Though the trend is boosting employee productivity, companies are losing the flexibility to shift people from one vertical to another.
According to Krishnakumar Natarajan, president & CEO (IT services) at Bangalore-based IT major MindTree Consulting, customers want business expertise and so, most software companies are focussing on developing domain (industry or sector) specialisation, thereby cutting job rotation. “What we are seeing is that more people want to stick to the same domain to get a better understanding of particulars but people are still shunting between functions. Overall, there has been a marginal decline in job rotation in our organisation,” he said.
As fewer people are hopping between verticals, MindTree has been able to improve productivity, Natarajan said.
“Since they (techies) choose to remain with a certain domain, they are not learning constantly. This is improving our productivity,” he said. IT firms are caught between competency in delivering technological solutions and the current customer need for end-to-end business solutions.
A CLSA report by analysts Bhavtosh Vajpayee and Nimish Joshi said that there is emerging conflict between business-driven approach and the extant DNA of technology delivery.
As Indian firms try to compete with global software behemoths such as IBM, Accenture and EDS, they are moving towards consultative and multi-services IT deals that require deeper knowledge of the industry their customers operate in.

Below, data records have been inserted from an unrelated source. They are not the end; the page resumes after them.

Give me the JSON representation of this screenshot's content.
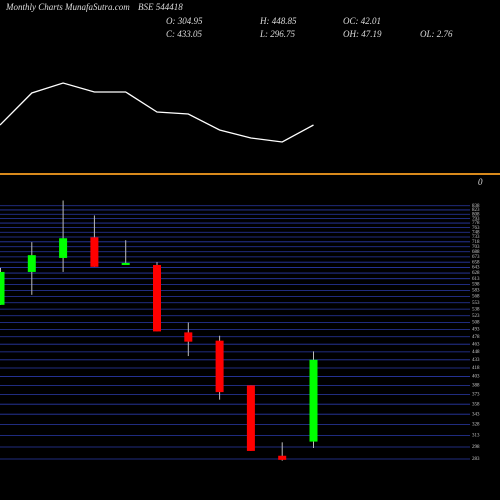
{
  "chart_data": [
    {
      "type": "line",
      "header": {
        "left": "Monthly Charts",
        "site": "MunafaSutra.com",
        "symbol": "BSE 544418",
        "stats_row1": [
          "O: 304.95",
          "H: 448.85",
          "OC: 42.01"
        ],
        "stats_row2": [
          "C: 433.05",
          "L: 296.75",
          "OH: 47.19",
          "OL: 2.76"
        ]
      },
      "values": [
        75,
        107,
        117,
        108,
        108,
        88,
        86,
        70,
        62,
        58,
        75
      ],
      "ylim": [
        40,
        140
      ],
      "color": "#ffffff",
      "divider_color": "#d98a1c",
      "axis_note": "0"
    },
    {
      "type": "candlestick",
      "open": [
        548,
        631,
        670,
        732,
        650,
        650,
        487,
        470,
        388,
        287,
        304.95
      ],
      "high": [
        642,
        717,
        857,
        804,
        723,
        658,
        508,
        480,
        388,
        304,
        448.85
      ],
      "low": [
        548,
        572,
        631,
        645,
        650,
        489,
        440,
        365,
        293,
        281,
        296.75
      ],
      "close": [
        631,
        678,
        729,
        645,
        656,
        489,
        468,
        377,
        293,
        282,
        433.05
      ],
      "up_color": "#00ff00",
      "down_color": "#ff0000",
      "grid_color": "#2a3aa8",
      "log_scale": true,
      "ylim": [
        270,
        870
      ],
      "yticks": [
        283,
        298,
        313,
        328,
        343,
        358,
        373,
        388,
        403,
        418,
        433,
        448,
        463,
        478,
        493,
        508,
        523,
        538,
        553,
        568,
        583,
        598,
        613,
        628,
        643,
        658,
        673,
        688,
        703,
        718,
        733,
        748,
        763,
        778,
        793,
        808,
        823,
        838
      ],
      "grid": true
    }
  ]
}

Dr Ganesh Natarajan, the chairman of industry body Nasscom, said today, 20% of the IT jobs and contracts by Indian companies require domain specialisation. “Just a few years ago, it (deals that needed domain expertise) was zero,” he said.
As the chunk of horizontal technology in the total IT business pie shrinks, job rotation between verticals has also dropped. “Programmers like to move across projects (while) the consultative approach seeks to create specialists,” write Vajpayee and Joshi in their report.
They added that technologists increasingly believe that a consultative/sales career is the “Holy Grail, in the industry. ?Wide-ranging salary differentials between technology and consulting/sales career can create angst,” they added.
As techies gravitate towards consultative services, domain expertise through training and work on a project proves handy.